Data lineage is extremely important since unknowns in the data flow are a root cause of enterprise risk. Enterprise Risk Management and Data Governance professionals are teaming up to implement the “Three Lines of Defense” model (3LOD). The goal of 3LOD is to provide an early detection and risk mitigation warning system. Line 1 includes Management and Operations. Line 2 is composed of Risk Management and Compliance. Line 3 involves Internal Audit. To better understand the risk exposure, the different lines of defense must be able to find and verify the source and definition of the data. The key is to focus on those data elements that are critical to managing risk and protecting profitability.
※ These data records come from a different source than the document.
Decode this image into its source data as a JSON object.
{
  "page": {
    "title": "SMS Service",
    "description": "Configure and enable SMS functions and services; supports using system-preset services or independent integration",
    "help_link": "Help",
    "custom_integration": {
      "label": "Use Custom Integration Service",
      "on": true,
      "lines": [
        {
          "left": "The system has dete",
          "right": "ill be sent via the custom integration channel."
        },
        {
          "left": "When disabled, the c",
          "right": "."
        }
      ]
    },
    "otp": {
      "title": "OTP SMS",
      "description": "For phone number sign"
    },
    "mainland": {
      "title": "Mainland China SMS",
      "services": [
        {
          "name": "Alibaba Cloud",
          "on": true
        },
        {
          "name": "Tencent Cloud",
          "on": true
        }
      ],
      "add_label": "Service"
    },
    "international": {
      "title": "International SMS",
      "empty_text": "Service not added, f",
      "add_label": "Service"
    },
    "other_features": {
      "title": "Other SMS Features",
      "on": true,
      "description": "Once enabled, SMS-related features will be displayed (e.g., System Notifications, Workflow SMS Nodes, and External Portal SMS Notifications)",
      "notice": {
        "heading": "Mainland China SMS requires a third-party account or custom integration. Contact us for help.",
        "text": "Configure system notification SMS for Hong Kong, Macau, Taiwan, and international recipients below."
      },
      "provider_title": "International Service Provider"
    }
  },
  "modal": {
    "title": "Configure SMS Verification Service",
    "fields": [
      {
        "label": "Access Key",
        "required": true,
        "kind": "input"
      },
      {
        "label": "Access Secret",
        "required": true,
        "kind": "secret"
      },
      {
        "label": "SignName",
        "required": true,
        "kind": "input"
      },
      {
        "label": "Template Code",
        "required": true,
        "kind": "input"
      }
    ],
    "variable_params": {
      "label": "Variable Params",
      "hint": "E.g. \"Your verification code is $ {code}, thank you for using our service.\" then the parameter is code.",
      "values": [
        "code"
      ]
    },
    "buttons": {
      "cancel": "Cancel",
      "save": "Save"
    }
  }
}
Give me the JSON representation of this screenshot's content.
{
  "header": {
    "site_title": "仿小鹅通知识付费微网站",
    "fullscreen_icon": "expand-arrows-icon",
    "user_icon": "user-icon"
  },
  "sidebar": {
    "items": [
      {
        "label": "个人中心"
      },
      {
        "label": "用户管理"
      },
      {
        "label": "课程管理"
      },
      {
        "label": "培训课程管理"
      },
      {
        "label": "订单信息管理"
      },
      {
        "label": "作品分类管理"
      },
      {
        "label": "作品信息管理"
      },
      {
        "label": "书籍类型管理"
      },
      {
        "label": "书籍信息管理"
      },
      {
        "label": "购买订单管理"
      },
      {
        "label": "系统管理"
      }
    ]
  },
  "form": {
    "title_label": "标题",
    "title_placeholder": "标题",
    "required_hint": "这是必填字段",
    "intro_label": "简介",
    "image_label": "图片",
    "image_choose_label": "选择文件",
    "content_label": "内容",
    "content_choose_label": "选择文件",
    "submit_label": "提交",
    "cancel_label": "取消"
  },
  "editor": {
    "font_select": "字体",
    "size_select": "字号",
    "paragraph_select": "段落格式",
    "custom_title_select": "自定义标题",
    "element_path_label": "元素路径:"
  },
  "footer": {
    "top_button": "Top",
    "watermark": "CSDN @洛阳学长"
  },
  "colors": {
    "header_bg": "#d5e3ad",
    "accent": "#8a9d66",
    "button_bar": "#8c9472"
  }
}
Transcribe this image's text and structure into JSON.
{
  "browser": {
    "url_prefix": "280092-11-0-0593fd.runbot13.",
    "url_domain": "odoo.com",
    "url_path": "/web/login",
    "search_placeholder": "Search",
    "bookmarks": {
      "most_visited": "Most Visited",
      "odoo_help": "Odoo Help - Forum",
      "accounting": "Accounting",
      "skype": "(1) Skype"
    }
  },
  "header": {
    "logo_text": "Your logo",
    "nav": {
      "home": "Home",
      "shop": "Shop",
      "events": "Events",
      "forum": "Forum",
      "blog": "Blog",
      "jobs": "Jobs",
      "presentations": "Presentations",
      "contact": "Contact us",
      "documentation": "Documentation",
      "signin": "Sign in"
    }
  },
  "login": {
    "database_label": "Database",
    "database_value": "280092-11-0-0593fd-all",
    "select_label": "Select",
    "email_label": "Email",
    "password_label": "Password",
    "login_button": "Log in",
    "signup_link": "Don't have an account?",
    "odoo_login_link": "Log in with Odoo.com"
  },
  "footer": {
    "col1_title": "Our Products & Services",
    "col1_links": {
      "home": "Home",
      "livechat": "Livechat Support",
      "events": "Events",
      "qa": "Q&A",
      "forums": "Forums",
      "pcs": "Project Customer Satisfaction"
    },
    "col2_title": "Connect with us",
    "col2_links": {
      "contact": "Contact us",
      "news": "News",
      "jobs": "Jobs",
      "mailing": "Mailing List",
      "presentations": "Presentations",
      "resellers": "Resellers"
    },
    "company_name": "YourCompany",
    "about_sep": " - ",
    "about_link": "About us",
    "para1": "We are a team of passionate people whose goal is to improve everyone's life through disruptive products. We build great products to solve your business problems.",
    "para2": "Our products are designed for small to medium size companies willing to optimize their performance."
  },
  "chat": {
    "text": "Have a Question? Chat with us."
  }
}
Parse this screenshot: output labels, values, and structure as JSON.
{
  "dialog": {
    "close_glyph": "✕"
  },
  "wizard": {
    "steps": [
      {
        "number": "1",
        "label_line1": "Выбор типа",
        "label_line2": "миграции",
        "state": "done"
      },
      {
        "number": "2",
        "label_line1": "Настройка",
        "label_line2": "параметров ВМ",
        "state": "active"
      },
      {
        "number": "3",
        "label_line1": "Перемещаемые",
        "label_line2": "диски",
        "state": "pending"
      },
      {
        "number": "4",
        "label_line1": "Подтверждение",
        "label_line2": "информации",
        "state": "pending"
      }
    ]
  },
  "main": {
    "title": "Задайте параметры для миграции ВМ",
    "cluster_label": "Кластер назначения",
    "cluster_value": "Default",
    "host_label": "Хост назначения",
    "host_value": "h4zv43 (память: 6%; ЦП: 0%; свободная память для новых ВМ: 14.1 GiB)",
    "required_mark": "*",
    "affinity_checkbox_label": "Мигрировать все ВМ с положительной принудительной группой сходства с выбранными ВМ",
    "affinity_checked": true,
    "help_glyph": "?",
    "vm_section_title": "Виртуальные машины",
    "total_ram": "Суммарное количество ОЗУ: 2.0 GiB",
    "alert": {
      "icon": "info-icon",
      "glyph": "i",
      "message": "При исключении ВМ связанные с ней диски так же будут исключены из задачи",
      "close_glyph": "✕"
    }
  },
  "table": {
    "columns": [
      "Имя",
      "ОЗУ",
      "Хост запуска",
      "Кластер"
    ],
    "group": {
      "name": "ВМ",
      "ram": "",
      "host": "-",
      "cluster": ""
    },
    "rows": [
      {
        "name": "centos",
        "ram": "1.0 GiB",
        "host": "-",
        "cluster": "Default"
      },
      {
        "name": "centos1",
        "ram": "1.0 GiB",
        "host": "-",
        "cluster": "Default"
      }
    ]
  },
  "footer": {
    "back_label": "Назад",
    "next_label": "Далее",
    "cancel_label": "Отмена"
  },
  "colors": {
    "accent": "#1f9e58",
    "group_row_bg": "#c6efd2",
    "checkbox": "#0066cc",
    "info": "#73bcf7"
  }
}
Data lineage today generates a lot of industry buzz. Fortunately, there are highly rated software providers. Unfortunately, the desired protection continues to elude all three lines of defense. What gives? In searching for answers at some of our client sites, we discovered a repeating pattern that led to project failure. The process starts with a management directive to implement lineage, usually coming from the IT sector. Budgets are appropriated. The lineage tool is selected, along with a consulting partner. Over several months (or longer), the lineage of complete datasets is captured back to source systems in a systematic sweep across the data landscape. The project goes live with new dashboards and lineage maps. Success. However, fast-forward two years and we find that the lineage of complete datasets has failed to deliver the required risk performance. For example, the folks in Audit and Compliance are no closer to data awareness because the company did not commit enough resources to keep the metadata current or was not focused on the real risk and quality prize. Who didn’t do their job? In many cases, the project sponsor blames the software and suggests that a better tool is the answer. The pattern begins again. Rinse and repeat.
The problem is not likely with the software. Nor is it the fault of the implementation team. For some of the problems we analyzed, we found that IT had underestimated the need for ongoing maintenance, including the time and cost to maintain the complete lineage map. In other cases, the projects failed to limit the lineage scope to only those critical data elements. With data lineage, the adage holds true: Less is more. Enterprise Risk managers would be satisfied with highly accurate lineage on the relatively few critical data elements that impact risk. Even in large companies, this would be fewer than 100 data elements, not the thousands of data elements systemwide.
What constitutes critical lineage? Focus on the key data elements that could heighten risk or negatively impact profit. You will find these critical elements in places such as:
- Measures for key Data Quality controls
- Data elements that impact core financial statements
- Structured or unstructured confidential data
- Financial model results
- Data that impacts organizational CSF and KPIs
The approach to defining and implementing an effective data lineage program starts with the question, “What data in our company directly impacts risk or profitability?” Don’t make the “rinse and repeat” mistake by asking, “Which database should we analyze first?” The ultimate lineage stakeholders are better served with the integration of Data Governance and Enterprise Risk in alignment with the 3LOD model. Managing risk and protecting profitability is the goal – we call it Lean Governance.